New Zealand’s Foreign Minister Murray McCully, whose country is serving a two-year term on the Security Council, told a council meeting last week that recent events “cry out for action.”

Prime minister Netanyahu meets with New Zealand's Foreign Minister Murray McCully at the Prime Minister's Residence in Jerusalem on June 03, 2015.  (Flash90)
Prime minister Netanyahu meets with New Zealand’s Foreign Minister Murray McCully at the Prime Minister’s Residence in Jerusalem on June 03, 2015. (Flash90)

The current wave of violence began in mid-September in Jerusalem amid tensions over a sensitive holy site and quickly spread deeper into Israel, the West Bank and the Gaza Strip. Eleven Israelis have been killed, many of them stabbed to death by Palestinian terrorists, and 58 Palestinians, many of them attackers, have been killed.

The draft resolution demands that Israel and the Palestinians take steps “to end the violence, avoid incitement and protect civilians.” And it calls on both sides to refrain from “provocative acts, including acts which threaten the historic status quo of holy sites in Jerusalem,” including the hilltop compound revered by Muslims and Jews.

With little prospect of negotiations amid the escalating conflict, New Zealand’s McCully said the Security Council should mandate a course of action for the two parties to prepare for talks in “a realistic but early timeframe.”

The draft resolution declares that the 17-month suspension of negotiations between the Israelis and Palestinians “is unacceptable” and calls on the parties to take steps to rebuild trust.

It asks members of the Quartet of Mideast mediators — the US, UN, European Union and Russia — as well as sponsors of the Arab peace initiative and Security Council members to assist the parties in preparing for negotiations.

The Security Council has not adopted a resolution on the Israeli-Palestinian conflict for six years because of deep divisions and prospects for this measure are uncertain. The United States, Israel’s closest ally has blocked several proposed resolutions.

The draft calls on both parties to refrain from actions or statements that might undermine or prejudice negotiations or their outcome, “including continued expansion of settlements and demolition of Palestinian homes in the occupied territories.”

Israel’s UN Ambassador Danny Danon told AP: “This proposal is destructive instead of being constructive.
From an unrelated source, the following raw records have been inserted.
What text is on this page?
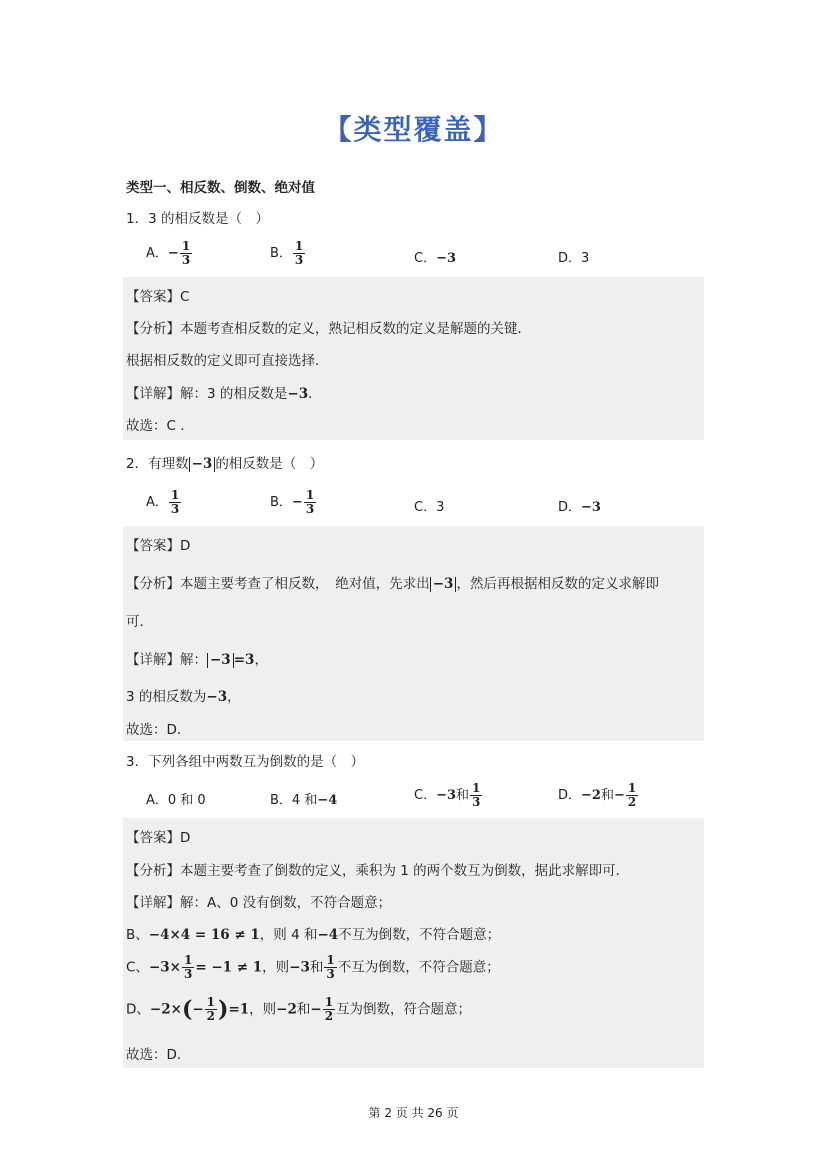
【类型覆盖】
类型一、相反数、倒数、绝对值
1．3 的相反数是（　）
A．− $\frac{1}{3}$	B． $\frac{1}{3}$	C．−3	D．3
【答案】C
【分析】本题考查相反数的定义，熟记相反数的定义是解题的关键．
根据相反数的定义即可直接选择．
【详解】解：3 的相反数是−3．
故选：C ．
2．有理数 −3 的相反数是（　）
A． $\frac{1}{3}$	B．− $\frac{1}{3}$	C．3	D．−3
【答案】D
【分析】本题主要考查了相反数，　绝对值，先求出 −3 ，然后再根据相反数的定义求解即
可．
【详解】解： −3 =3，
3 的相反数为−3，
故选：D．
3．下列各组中两数互为倒数的是（　）
A．0 和 0	B．4 和−4	C．−3和 $\frac{1}{3}$	D．−2和− $\frac{1}{2}$
【答案】D
【分析】本题主要考查了倒数的定义，乘积为 1 的两个数互为倒数，据此求解即可．
【详解】解：A、0 没有倒数，不符合题意；
B、−4×4 = 16 ≠ 1，则 4 和−4不互为倒数，不符合题意；
C、$-3\times \frac{1}{3} = -1 \ne 1$，则−3和 $\frac{1}{3}$ 不互为倒数，不符合题意；
D、$-2\times(- \frac{1}{2} )=1$，则−2和− $\frac{1}{2}$ 互为倒数，符合题意；
故选：D．
第 2 页 共 26 页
“The only way to achieve peace is through direct talks between the parties,” he said. “The best way to reduce tensions in the region is to urge President (Mahmoud) Abbas to accept Prime Minister (Benjamin) Netanyahu’s call to meet with him.”

The draft also calls on the parties to refrain from “referring a situation concerning Israel or the occupied Palestinian territories to the International Criminal Court.”

The Palestinians officially joined the ICC in April in hopes of prosecuting Israel for alleged war crimes during the 50-day Gaza conflict last year. The court’s chief procesutor, Fatou Bensouda, has opened a preliminary investigation and the Palestinians reportedly need to provide documentation.